I used to be an expert at prayer.
When I was in college I would pray 1-2 hours a day. Early in the morning, late at night, and I even regularly participated in “prayer meetings.”
Then I got married, got a job (pastor) which brought with it the weight of leadership, and started having kids! I engaged in graduate studies, led growing churches, moved a few times, and found myself quite busy with life and the various responsibilities that come with being an adult.
Often I have looked wistfully back on the college days and longed for those kinds of passionate prayer experiences in which I lingered in God’s presence and enjoyed a vigorous prayer life.
I’m 35 now. Married for almost 14 wonderful years. Daddy to 5 ladies (soon to be 6). Pastoring a young church. Developing new friendships, recovering from the sting of a failed ministry venture, trying to organize my life so that I can pursue some dreams I’ve had for a long time while still being available to love and care for old and new relationships.

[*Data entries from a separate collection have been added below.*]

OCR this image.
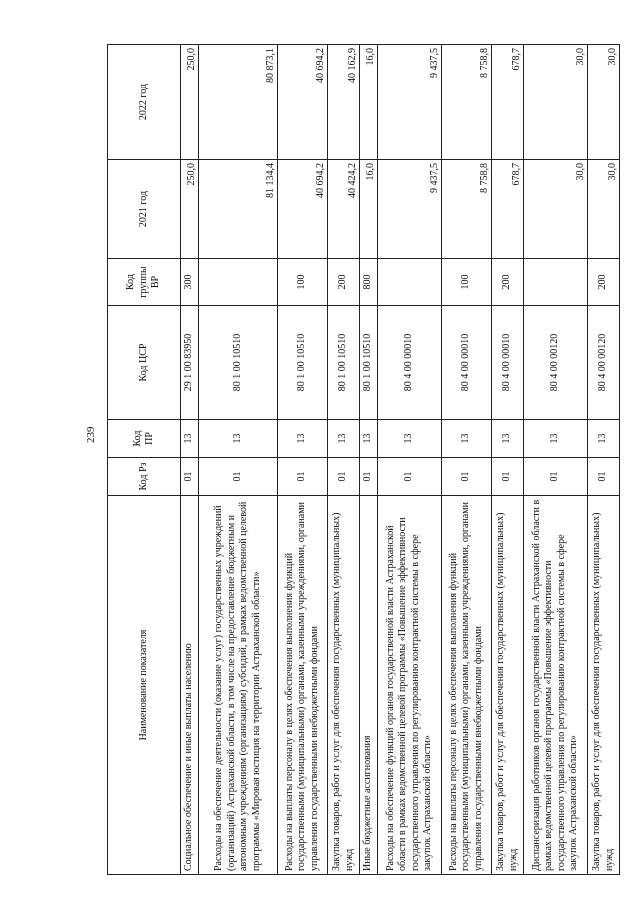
239
Наименование показателя	Код Рз	Код ПР	Код ЦСР	Код группы ВР	2021 год	2022 год
Социальное обеспечение и иные выплаты населению	01	13	29 1 00 83950	300	250,0	250,0
Расходы на обеспечение деятельности (оказание услуг) государственных учреждений (организаций) Астраханской области, в том числе на предоставление бюджетным и автономным учреждениям (организациям) субсидий, в рамках ведомственной целевой программы «Мировая юстиция на территории Астраханской области»	01	13	80 1 00 10510		81 134,4	80 873,1
Расходы на выплаты персоналу в целях обеспечения выполнения функций государственными (муниципальными) органами, казенными учреждениями, органами управления государственными внебюджетными фондами	01	13	80 1 00 10510	100	40 694,2	40 694,2
Закупка товаров, работ и услуг для обеспечения государственных (муниципальных) нужд	01	13	80 1 00 10510	200	40 424,2	40 162,9
Иные бюджетные ассигнования	01	13	80 1 00 10510	800	16,0	16,0
Расходы на обеспечение функций органов государственной власти Астраханской области в рамках ведомственной целевой программы «Повышение эффективности государственного управления по регулированию контрактной системы в сфере закупок Астраханской области»	01	13	80 4 00 00010		9 437,5	9 437,5
Расходы на выплаты персоналу в целях обеспечения выполнения функций государственными (муниципальными) органами, казенными учреждениями, органами управления государственными внебюджетными фондами	01	13	80 4 00 00010	100	8 758,8	8 758,8
Закупка товаров, работ и услуг для обеспечения государственных (муниципальных) нужд	01	13	80 4 00 00010	200	678,7	678,7
Диспансеризация работников органов государственной власти Астраханской области в рамках ведомственной целевой программы «Повышение эффективности государственного управления по регулированию контрактной системы в сфере закупок Астраханской области»	01	13	80 4 00 00120		30,0	30,0
Закупка товаров, работ и услуг для обеспечения государственных (муниципальных) нужд	01	13	80 4 00 00120	200	30,0	30,0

Bottom line, my life is like yours… busy. Busy with plenty of opportunities to engage and plenty of things to keep my mind, heart, and body running on overtime.
I find that I neither understand nor enjoy prayer as much as I used too, and yet I am increasingly, and with mounting frustration, aware of the need of prayer in my life and the world.
So, I am reading books on prayer and seeking to get better at it by just doing it.
This morning I read something from Philip Yancey’s book, Prayer: Does It Make Any Difference?, that resonated with me. I thought I’d share it with you too.
Reflecting on the familiar Psalm (46:10), “Be still and know that I am God”, Yancey writes,
‘Be still and know that I am God’: the Latin imperative for ‘be still’ is vacate. As Simon Tugwell explains, ‘God invites us to take a holiday [vacation], to stop being God for a while, and let Him be God.’ Too often we think of prayer as a serious chore, something that must be scheduled around other appointments, shoehorned in among other pressing activities. We miss the point, says Tugwell: ‘God is inviting us to take a break, to play truant. We can stop doing all those important things we have to do in our capacity as God, and leave it to Him to be God.’ Prayer allows me to admit my failures, weaknesses, and limitations to One who responds to human vulnerability with infinite mercy.
That’s an important insight. Prayer is a window of time in which I take a break from being God, and over time, as I develop the habit of prayer I learn that I am not God and become better at letting Him be God in my life, my family, the church I lead, the community I live in, and the world in general.
I’m working on it. Someday I’ll be better at prayer. I hope… uhhh… pray the same thing for you!
This is great stuff, Paul Peterson. I think Martin Luther said something along the lines of “If you don’t have time to pray two hours a day, pray three.” Yowzers.
Right on time P2! It never ceases to amaze me how the term “one Spirit” seems to apply to how many of us clearly are struggling with exactly the same thing at exactly the same time so we can all learn from a lean on one another. That’s what I call church!